MITRE ATT&CK Tactics and Techniques Used by Vice City Ransomware:
| Tactic | Technique ID | Technique Name |
|---|---|---|
| Initial Access | T1190 | Exploit Public-Facing Application |
| T1078 | Valid Accounts | |
| T1566 | Phishing | |
| Execution | T1047 | Windows Management Instrumentation |
| T1053 | Scheduled Task/Job | |
| T1059 | Command and Scripting Interpreter | |
| Persistence | T1543 | Modify System Process |
| T1547 | Registry Run Keys/Startup Folder | |
| T1574 | DLL Side-Loading | |
| Privilege Escalation | T1068 | Exploitation for Privilege Escalation |
| Defense Evasion | T1036 | Masquerading |
| T1055 | Process Injection | |
| T1497 | Sandbox Evasion | |
| T1070 | Indicator Removal on Host | |
| T1112 | Modify Registry | |
| T1562 | Impair Defenses | |
| Credential Access | T1003 | OS Credential Dumping |
| Discovery | T1046 | Network Service Discovery |
| T1482 | Domain Trust Discovery | |
| Lateral Movement | T1021 | Remote Services |
| T1080 | Taint Shared Content | |
| T1570 | Lateral Tool Transfer | |
| Exfiltration | TA0010 | Exfiltration |
| T1020 | Automated Exfiltration | |
| T1041 | Exfiltration Over C2 Channel | |
| T1048 | Exfiltration Over Alternative Protocol | |
| T1567 | Exfiltration Over Web Service | |
| Command and Control | T1219 | Remote Access Software |
| Impact | T1486 | Data Encrypted for Impact |
| T1531 | Account Access Removal |
Vice City Ransomware Methods of Attack/Infiltration:
Vice Society’s attacks typically begin with gaining initial access through various methods:
- Exploiting vulnerabilities: They actively exploit publicly known vulnerabilities, notably the PrintNightmare vulnerability (CVE-2021-1675 and CVE-2021-34527).
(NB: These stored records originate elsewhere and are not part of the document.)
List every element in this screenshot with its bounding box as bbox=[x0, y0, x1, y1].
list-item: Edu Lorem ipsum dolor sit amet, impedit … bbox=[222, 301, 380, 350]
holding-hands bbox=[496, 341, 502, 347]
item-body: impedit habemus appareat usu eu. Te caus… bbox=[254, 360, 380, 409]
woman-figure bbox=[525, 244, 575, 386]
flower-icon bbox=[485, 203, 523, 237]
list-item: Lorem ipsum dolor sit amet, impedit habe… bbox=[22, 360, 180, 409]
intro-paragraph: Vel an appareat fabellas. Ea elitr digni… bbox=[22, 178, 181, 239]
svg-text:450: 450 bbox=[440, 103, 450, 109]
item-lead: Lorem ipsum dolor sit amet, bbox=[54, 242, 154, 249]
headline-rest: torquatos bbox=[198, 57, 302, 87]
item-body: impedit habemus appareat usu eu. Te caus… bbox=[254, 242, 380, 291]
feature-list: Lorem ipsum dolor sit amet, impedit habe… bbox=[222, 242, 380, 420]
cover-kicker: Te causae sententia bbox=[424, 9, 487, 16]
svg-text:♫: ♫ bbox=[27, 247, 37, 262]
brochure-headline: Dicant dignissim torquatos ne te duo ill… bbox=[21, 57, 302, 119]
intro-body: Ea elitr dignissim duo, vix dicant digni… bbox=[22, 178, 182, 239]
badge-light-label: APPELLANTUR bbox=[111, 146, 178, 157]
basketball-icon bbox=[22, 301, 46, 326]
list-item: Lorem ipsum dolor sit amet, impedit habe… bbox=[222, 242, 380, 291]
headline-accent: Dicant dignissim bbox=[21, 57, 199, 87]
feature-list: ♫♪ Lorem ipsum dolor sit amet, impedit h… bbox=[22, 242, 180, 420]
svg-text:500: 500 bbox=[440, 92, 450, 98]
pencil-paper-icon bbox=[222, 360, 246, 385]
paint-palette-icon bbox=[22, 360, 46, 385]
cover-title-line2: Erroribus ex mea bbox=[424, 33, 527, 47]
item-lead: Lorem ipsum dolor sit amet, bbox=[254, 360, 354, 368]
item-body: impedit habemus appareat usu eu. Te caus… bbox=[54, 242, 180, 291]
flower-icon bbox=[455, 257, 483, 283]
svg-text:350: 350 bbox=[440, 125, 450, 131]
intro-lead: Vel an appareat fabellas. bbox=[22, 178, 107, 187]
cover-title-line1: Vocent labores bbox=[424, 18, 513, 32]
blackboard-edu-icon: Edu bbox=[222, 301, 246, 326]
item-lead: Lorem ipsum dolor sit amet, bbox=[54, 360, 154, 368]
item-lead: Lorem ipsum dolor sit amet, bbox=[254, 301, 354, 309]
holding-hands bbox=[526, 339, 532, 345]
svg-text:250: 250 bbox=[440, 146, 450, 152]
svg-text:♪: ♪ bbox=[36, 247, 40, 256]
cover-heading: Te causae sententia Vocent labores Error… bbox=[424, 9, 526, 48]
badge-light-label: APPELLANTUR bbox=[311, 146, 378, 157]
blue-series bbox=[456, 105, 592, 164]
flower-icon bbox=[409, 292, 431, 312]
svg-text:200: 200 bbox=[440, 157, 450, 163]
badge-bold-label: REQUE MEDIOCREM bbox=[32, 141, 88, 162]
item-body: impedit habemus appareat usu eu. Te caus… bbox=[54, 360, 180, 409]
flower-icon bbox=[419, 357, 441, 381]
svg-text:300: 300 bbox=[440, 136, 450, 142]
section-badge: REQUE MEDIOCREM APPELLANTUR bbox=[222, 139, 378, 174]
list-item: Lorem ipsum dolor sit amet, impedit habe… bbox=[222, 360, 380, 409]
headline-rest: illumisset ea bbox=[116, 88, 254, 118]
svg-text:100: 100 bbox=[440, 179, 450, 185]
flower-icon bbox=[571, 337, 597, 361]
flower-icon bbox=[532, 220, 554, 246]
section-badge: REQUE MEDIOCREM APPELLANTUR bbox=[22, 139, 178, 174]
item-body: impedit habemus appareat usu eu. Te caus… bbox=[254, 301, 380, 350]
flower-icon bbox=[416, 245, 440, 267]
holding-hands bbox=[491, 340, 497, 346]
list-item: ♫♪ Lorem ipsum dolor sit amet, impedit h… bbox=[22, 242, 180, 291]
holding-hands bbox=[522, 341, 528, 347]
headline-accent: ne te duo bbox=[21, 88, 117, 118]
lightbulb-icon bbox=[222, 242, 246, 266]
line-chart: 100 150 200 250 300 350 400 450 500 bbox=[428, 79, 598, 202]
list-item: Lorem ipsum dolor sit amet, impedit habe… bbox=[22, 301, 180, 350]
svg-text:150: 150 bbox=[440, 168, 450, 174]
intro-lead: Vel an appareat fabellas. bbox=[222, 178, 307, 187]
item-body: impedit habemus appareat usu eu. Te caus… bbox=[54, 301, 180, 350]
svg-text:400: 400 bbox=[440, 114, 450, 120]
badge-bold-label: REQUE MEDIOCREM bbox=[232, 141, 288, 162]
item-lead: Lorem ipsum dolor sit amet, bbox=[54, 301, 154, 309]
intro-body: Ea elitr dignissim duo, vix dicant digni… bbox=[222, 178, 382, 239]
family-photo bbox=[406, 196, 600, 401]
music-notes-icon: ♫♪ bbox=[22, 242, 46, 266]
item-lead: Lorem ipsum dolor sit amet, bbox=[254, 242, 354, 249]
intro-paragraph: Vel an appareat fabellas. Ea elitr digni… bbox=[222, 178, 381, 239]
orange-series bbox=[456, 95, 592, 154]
- Compromised credentials: They leverage stolen or compromised credentials to access networks.
- Phishing: Phishing campaigns are used to deliver malicious payloads.
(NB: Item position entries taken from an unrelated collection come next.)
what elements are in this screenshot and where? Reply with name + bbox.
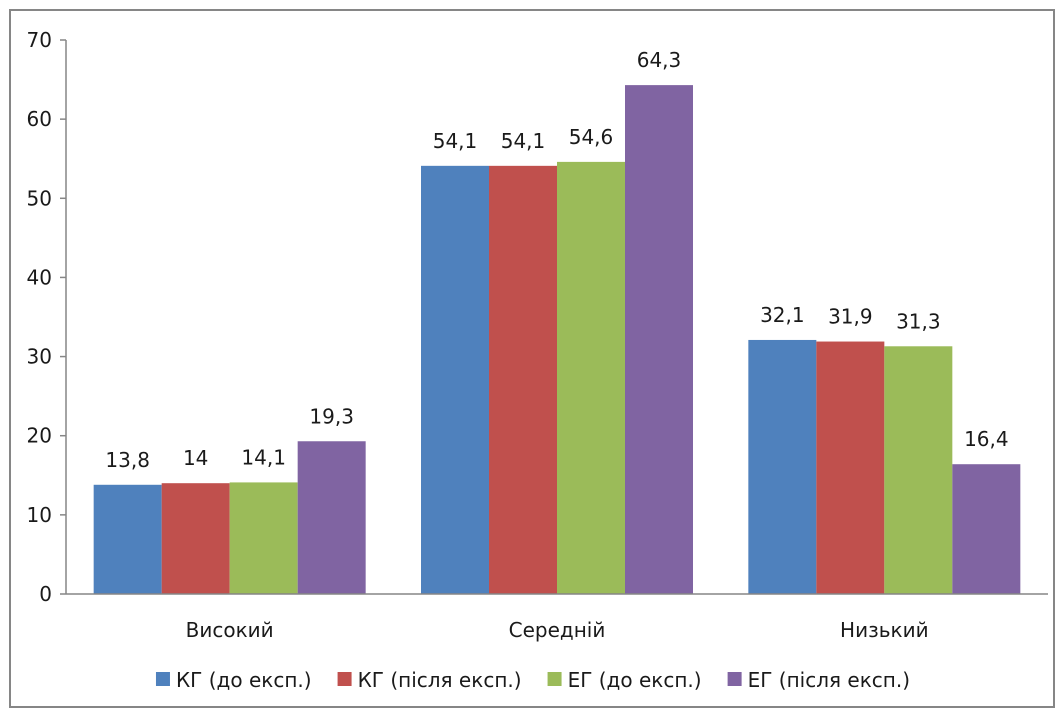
bar bbox=[625, 85, 693, 595]
legend-entry: КГ (після експ.) bbox=[358, 668, 522, 692]
bar bbox=[297, 441, 366, 594]
bar bbox=[816, 341, 885, 594]
y-tick-label: 60 bbox=[27, 107, 52, 131]
legend-entry: КГ (до експ.) bbox=[176, 668, 312, 692]
data-label: 14,1 bbox=[241, 445, 286, 469]
data-label: 64,3 bbox=[637, 48, 682, 72]
legend-swatch bbox=[337, 672, 352, 686]
data-label: 54,1 bbox=[433, 129, 478, 153]
x-tick-label: Низький bbox=[840, 618, 929, 642]
data-label: 13,8 bbox=[105, 448, 150, 472]
x-tick-label: Середній bbox=[509, 618, 606, 642]
data-label: 19,3 bbox=[309, 404, 354, 428]
y-tick-label: 70 bbox=[27, 28, 52, 52]
bar bbox=[161, 483, 230, 594]
bar bbox=[748, 339, 817, 594]
bar bbox=[93, 484, 162, 594]
legend-entry: ЕГ (до експ.) bbox=[568, 668, 702, 692]
data-label: 31,3 bbox=[896, 309, 941, 333]
bar bbox=[229, 482, 298, 594]
y-tick-label: 20 bbox=[27, 424, 52, 448]
data-label: 14 bbox=[183, 446, 208, 470]
y-tick-label: 40 bbox=[27, 265, 52, 289]
data-label: 54,1 bbox=[501, 129, 546, 153]
y-axis: 0 10 20 30 40 50 60 70 bbox=[27, 28, 67, 606]
y-tick-label: 30 bbox=[27, 345, 52, 369]
bar bbox=[557, 161, 625, 594]
bar bbox=[421, 165, 489, 594]
legend-swatch bbox=[547, 672, 562, 686]
bar bbox=[489, 165, 557, 594]
data-label: 16,4 bbox=[964, 427, 1009, 451]
y-tick-label: 50 bbox=[27, 186, 52, 210]
legend-swatch bbox=[155, 672, 170, 686]
bar bbox=[952, 464, 1021, 594]
y-tick-label: 0 bbox=[39, 582, 52, 606]
data-labels: 13,8 14 14,1 19,3 54,1 54,1 54,6 64,3 32,1 31,9 31… bbox=[105, 48, 1008, 472]
x-axis: Високий Середній Низький bbox=[66, 593, 1048, 642]
legend-swatch bbox=[727, 672, 742, 686]
data-label: 54,6 bbox=[569, 125, 614, 149]
legend-entry: ЕГ (після експ.) bbox=[748, 668, 910, 692]
x-tick-label: Високий bbox=[186, 618, 274, 642]
bars bbox=[93, 85, 1021, 595]
bar bbox=[884, 346, 953, 594]
y-tick-label: 10 bbox=[27, 503, 52, 527]
data-label: 32,1 bbox=[760, 303, 805, 327]
data-label: 31,9 bbox=[828, 305, 873, 329]
legend: КГ (до експ.) КГ (після експ.) ЕГ (до експ… bbox=[155, 668, 910, 692]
- Once inside, they use a range of techniques for lateral movement and data exfiltration, including the use of tools like SystemBC, PowerShell Empire, and Cobalt Strike.
- They also employ “living off the land” techniques, leveraging legitimate Windows tools like WMI to avoid detection.
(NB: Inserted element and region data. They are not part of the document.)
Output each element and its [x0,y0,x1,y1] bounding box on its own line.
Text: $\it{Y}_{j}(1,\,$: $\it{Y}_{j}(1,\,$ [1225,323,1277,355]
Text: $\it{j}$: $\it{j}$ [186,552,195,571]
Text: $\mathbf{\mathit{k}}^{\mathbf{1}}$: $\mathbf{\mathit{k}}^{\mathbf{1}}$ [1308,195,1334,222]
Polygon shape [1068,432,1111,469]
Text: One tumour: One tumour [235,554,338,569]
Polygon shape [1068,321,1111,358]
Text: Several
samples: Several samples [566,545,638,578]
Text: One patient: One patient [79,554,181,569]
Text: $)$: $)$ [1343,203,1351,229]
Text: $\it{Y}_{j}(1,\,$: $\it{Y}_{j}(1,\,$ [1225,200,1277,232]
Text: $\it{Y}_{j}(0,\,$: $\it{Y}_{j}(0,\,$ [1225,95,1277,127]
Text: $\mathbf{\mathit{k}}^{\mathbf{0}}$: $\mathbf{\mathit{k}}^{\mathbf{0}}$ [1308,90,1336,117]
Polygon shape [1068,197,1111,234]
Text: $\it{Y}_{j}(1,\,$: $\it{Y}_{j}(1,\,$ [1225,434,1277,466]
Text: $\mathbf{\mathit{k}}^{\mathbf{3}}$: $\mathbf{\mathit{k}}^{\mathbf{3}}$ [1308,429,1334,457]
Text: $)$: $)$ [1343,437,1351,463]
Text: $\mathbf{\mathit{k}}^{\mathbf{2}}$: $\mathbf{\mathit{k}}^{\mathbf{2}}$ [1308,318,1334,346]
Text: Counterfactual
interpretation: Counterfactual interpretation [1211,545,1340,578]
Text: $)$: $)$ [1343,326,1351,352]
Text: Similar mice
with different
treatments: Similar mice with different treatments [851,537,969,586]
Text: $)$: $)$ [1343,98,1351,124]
- They aim to escalate privileges, often gaining domain administrator access.
Vice City Malware/Ransomware Strains:
Vice Society is known to deploy:
- HelloKitty/FiveHands ransomware: This was used in their early attacks and is notable for its AES-256 encryption and Linux variant. Encrypted files are appended with the extension “.v-society.”.
- Zeppelin ransomware: Another ransomware strain deployed by the group. Encrypted files are appended with the extension “A1A-A80-4CD”. A ransom note titled “!!! ALL YOUR FILES ARE ENCRYPTED !!!.TXT” is left on the desktop.